Ce délai fut fatal au bonheur des deux amants. Involontairement, Rose sentit renaître ses doutes et ses incertitudes, malgré tous ses efforts, Donatien s’en aperçut et en devint profondément malheureux. Il résulta de cet état d’incertitude d’un côté et de défiance de l’autre, une contrainte qui rendit leur position insupportable.
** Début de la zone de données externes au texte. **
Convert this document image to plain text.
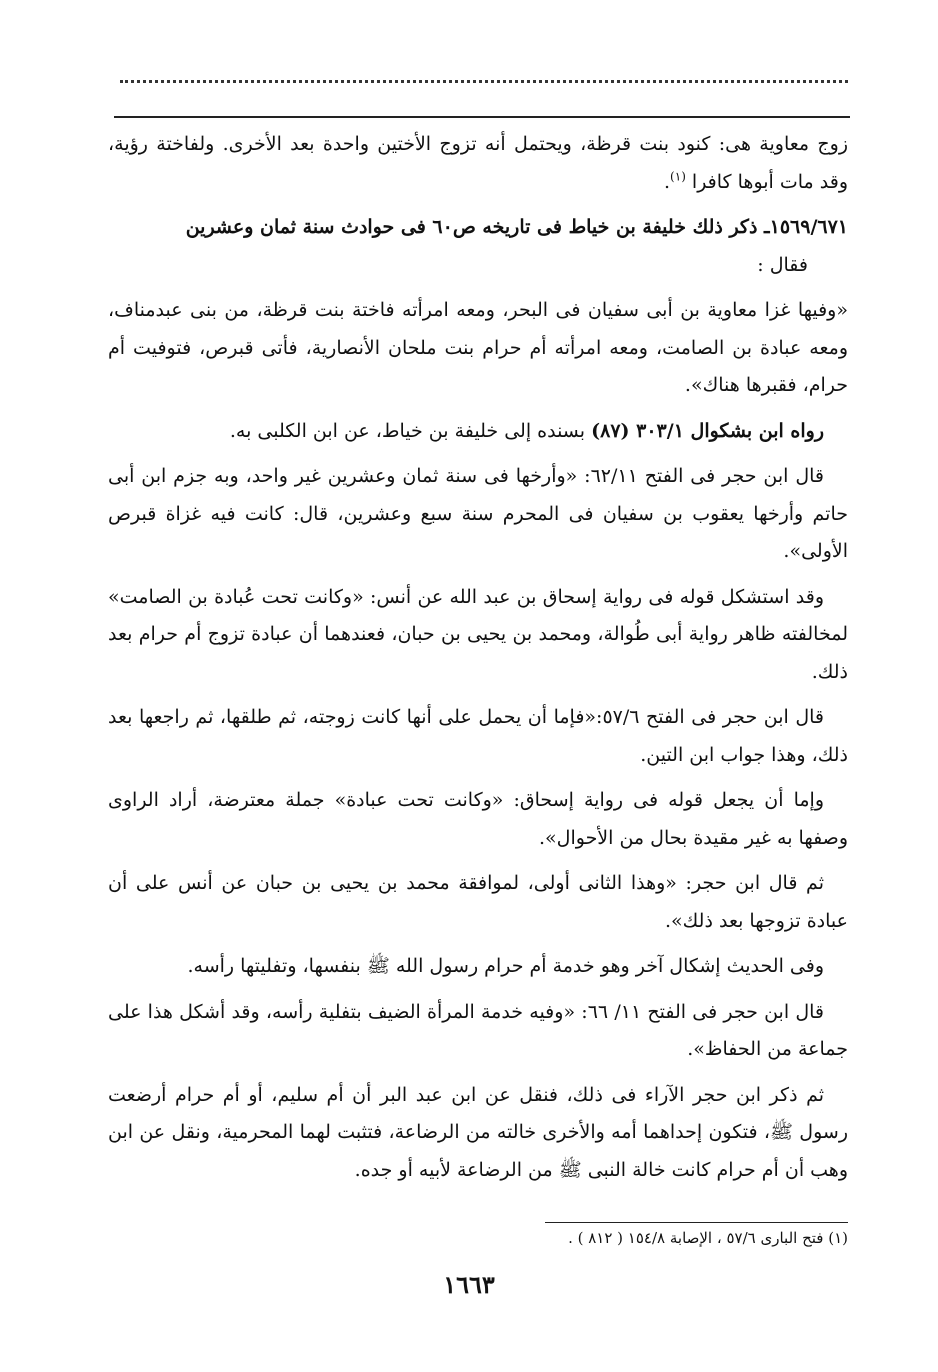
زوج معاوية هى: كنود بنت قرظة، ويحتمل أنه تزوج الأختين واحدة بعد الأخرى. ولفاختة رؤية، وقد مات أبوها كافرا $^{(١)}$.

١٥٦٩/٦٧١ـ ذكر ذلك خليفة بن خياط فى تاريخه ص٦٠ فى حوادث سنة ثمان وعشرين
فقال :

«وفيها غزا معاوية بن أبى سفيان فى البحر، ومعه امرأته فاختة بنت قرظة، من بنى عبدمناف، ومعه عبادة بن الصامت، ومعه امرأته أم حرام بنت ملحان الأنصارية، فأتى قبرص، فتوفيت أم حرام، فقبرها هناك».

رواه ابن بشكوال ٣٠٣/١ (٨٧) بسنده إلى خليفة بن خياط، عن ابن الكلبى به.

قال ابن حجر فى الفتح ٦٢/١١: «وأرخها فى سنة ثمان وعشرين غير واحد، وبه جزم ابن أبى حاتم وأرخها يعقوب بن سفيان فى المحرم سنة سبع وعشرين، قال: كانت فيه غزاة قبرص الأولى».

وقد استشكل قوله فى رواية إسحاق بن عبد الله عن أنس: «وكانت تحت عُبادة بن الصامت» لمخالفته ظاهر رواية أبى طُوالة، ومحمد بن يحيى بن حبان، فعندهما أن عبادة تزوج أم حرام بعد ذلك.

قال ابن حجر فى الفتح ٥٧/٦:«فإما أن يحمل على أنها كانت زوجته، ثم طلقها، ثم راجعها بعد ذلك، وهذا جواب ابن التين.

وإما أن يجعل قوله فى رواية إسحاق: «وكانت تحت عبادة» جملة معترضة، أراد الراوى وصفها به غير مقيدة بحال من الأحوال».

ثم قال ابن حجر: «وهذا الثانى أولى، لموافقة محمد بن يحيى بن حبان عن أنس على أن عبادة تزوجها بعد ذلك».

وفى الحديث إشكال آخر وهو خدمة أم حرام رسول الله ﷺ بنفسها، وتفليتها رأسه.

قال ابن حجر فى الفتح ١١/ ٦٦: «وفيه خدمة المرأة الضيف بتفلية رأسه، وقد أشكل هذا على جماعة من الحفاظ».

ثم ذكر ابن حجر الآراء فى ذلك، فنقل عن ابن عبد البر أن أم سليم، أو أم حرام أرضعت رسول ﷺ، فتكون إحداهما أمه والأخرى خالته من الرضاعة، فتثبت لهما المحرمية، ونقل عن ابن وهب أن أم حرام كانت خالة النبى ﷺ من الرضاعة لأبيه أو جده.

(١) فتح البارى ٥٧/٦ ، الإصابة ١٥٤/٨ ( ٨١٢ ) .
١٦٦٣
L’amour vit surtout de confiance et le premier doute, semblable à la piqûre d’un insecte au sein d’une belle fleur lui porte une atteinte mortelle.

Désirant à tout prix sortir de cette position, Donatien dit un soir à Rose :

« C’est en vain que votre cœur généreux cherche à me dérober les incertitudes du vôtre, je les ai devinées, car je vous aime trop pour qu’il vous soit possible de me cacher une seule de vos pensées. Je ne puis être plus longtemps témoin des agitations de votre âme, je m’éloignerai pendant un mois, j’irai parcourir les grèves sauvages de l’Océan, et vous, ma chère Rose, plus calme loin de moi, vous jugerez si, après cette épreuve, vous devez me rappeler ou si je dois dire un éternel adieu au bonheur, et quitter à jamais l’Europe pour aller chercher en Australie une tombe, au désert, obscure et ignorée.

— Ainsi, cet adieu pourrait être éternel ? je n’y consentirai jamais, s’écria Rose en pleurant.

— Non, je l’espère, reprit Donatien, rassurez-vous, ma chère Rose, puisqu’il dépendra de vous que cette séparation soit passagère, et que jamais le mot d’absence éternelle ne soit prononcé entre nous. »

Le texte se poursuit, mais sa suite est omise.